Forma y más…
Comprender la evaluación del betta más allá de la forma.
Cuando un pez Betta es evaluado en un concurso bajo el estándar de la International Betta Congress (IBC), no se juzga únicamente su color o la espectacularidad de sus aletas. El juez analiza al animal como un todo: salud, estructura, proporción, comportamiento y bienestar general. Las llamadas faltas generales constituyen la base sobre la que se sostiene cualquier evaluación seria y justa. Este artículo desglosa y explica las faltas generales recogidas en el estándar IBC, ayudando a entender qué se penaliza, por qué se penaliza y qué nos dice esto sobre la calidad real del pez.
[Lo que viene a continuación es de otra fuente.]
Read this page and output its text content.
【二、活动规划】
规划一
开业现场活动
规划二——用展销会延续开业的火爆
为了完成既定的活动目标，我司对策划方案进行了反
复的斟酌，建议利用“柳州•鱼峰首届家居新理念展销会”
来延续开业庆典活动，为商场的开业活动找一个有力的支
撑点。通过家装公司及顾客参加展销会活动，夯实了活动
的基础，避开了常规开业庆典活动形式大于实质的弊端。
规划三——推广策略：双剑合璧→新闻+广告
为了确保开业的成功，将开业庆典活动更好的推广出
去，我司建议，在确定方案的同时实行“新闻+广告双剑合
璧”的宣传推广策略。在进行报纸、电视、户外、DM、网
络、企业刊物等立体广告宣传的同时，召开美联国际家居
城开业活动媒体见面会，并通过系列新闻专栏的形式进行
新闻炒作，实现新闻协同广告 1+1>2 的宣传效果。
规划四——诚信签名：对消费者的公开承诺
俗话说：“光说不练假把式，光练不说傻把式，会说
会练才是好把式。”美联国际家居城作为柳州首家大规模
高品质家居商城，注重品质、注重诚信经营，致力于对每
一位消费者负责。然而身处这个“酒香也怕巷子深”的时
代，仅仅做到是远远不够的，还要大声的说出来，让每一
Condición general: la base de todo.
La condición evalúa el estado de salud global del Betta y el grado de daño corporal o en aletas que afecta a su apariencia general. Un pez debe mostrarse: Bien nutrido. Vigoroso. Con aletas íntegras y funcionales. La edad también influye: peces envejecidos pueden mostrar curvaturas en los radios, pérdida de firmeza o tamaño corporal excesivo, lo cual reduce su calidad competitiva.
Faltas en el cuerpo.
Cualquier imperfección corporal es penalizable: Cortes en la piel. Escamas ausentes o levantadas. Escamas sobresalientes. Deformaciones visibles.
El ideal es claro: un cuerpo limpio, uniforme y sin defectos.
Faltas en las aletas.
Las aletas deben mostrar: Radios rectos o ligeramente curvados de forma natural. Ramificación correcta y uniforme. Membrana completa, fuerte y sin roturas.
Se penalizan: Agujeros (“pinholes”). Bordes irregulares. Señales de daños antiguos. Aletas partidas o “blown fins”. Estas faltas no solo reflejan genética, sino también manejo, cuidados y nivel de estrés del pez.
Deportment: actitud, presencia y carácter.
El deportment (comportamiento en exposición) es un aspecto clave, especialmente en Betta splendens. Un buen deportment permite que el pez muestre todo su potencial morfológico y cromático.
Un Betta ideal debe: Mantener las aletas abiertas. Mostrar actitud alerta. Responder al estímulo sin miedo.
Faltas de deportment: Exhibición constante pero con agresividad pobre (falta leve). Aletas erguidas pero branquias poco activas (falta menor). Respuesta escasa o nula al estímulo (falta grave). Pez apático o inmóvil (falta severa).
Aleta caudal: equilibrio y simetría.
La aleta caudal es uno de los elementos más visibles y evaluados. El estándar diferencia claramente entre faltas leves, menores, mayores y severas, atendiendo a: Ángulo de apertura. Simetría.
Proporción con dorsal y anal. Ramificación correcta.
Se penalizan progresivamente: Separación incompleta en double tail. Caídas asimétricas. Tamaño insuficiente. Ángulos inferiores a los requeridos. Falta de simetría extrema. Las faltas severas, como caudales no simétricos o con menos de 150°, pueden llevar a una penalización muy fuerte o descalificación indirecta.
Faltas de aletas.
El estándar analiza cada grupo de aletas de forma específica:
Aletas ventrales. Cruces. Longitud excesiva o insuficiente. Curvaturas. Rigidez o grosor incorrecto.
Aleta dorsal. Radios cortos. Tamaño desproporcionado. Forma estrecha. Exceso de radios atrofiados.
Aleta anal. Caída excesiva. Curvaturas frontales. Forma triangular no deseada.
Todas estas faltas reflejan deficiencias estructurales o genéticas, no simples detalles estéticos.
Descalificantes.
Tamaño corporal inferior al mínimo. Dificultad para nadar.
Enfermedad visible. Ceguera. Malformaciones graves. Piezas anatómicas ausentes. Alteraciones artificiales (tinte, recorte de aletas, manipulación estética). La IBC es clara: cualquier intervención humana destinada a mejorar artificialmente la apariencia del pez implica descalificación inmediata.
Cabeza y cuerpo: estructura y armonía.
Deformaciones leves en labios. Protuberancias. Desalineación de la cabeza respecto al cuerpo. Cuerpo demasiado corto o grueso.
Escamas desalineadas. Espalda arqueada. Pedúnculo caudal deformado. El objetivo final es la armonía estructural, no el exceso.
El estándar como herramienta, no como castigo.
Las faltas generales del estándar IBC no deben entenderse como un sistema punitivo, sino como una guía técnica para:
Criar con criterio. Seleccionar con conocimiento. Evaluar con justicia. Mejorar el bienestar del Betta. Un gran Betta no es solo espectacular: es equilibrado, sano, funcional y honesto genéticamente. Entender estas faltas es dar un paso más hacia una afición madura, responsable y respetuosa con el pez que tanto nos apasiona.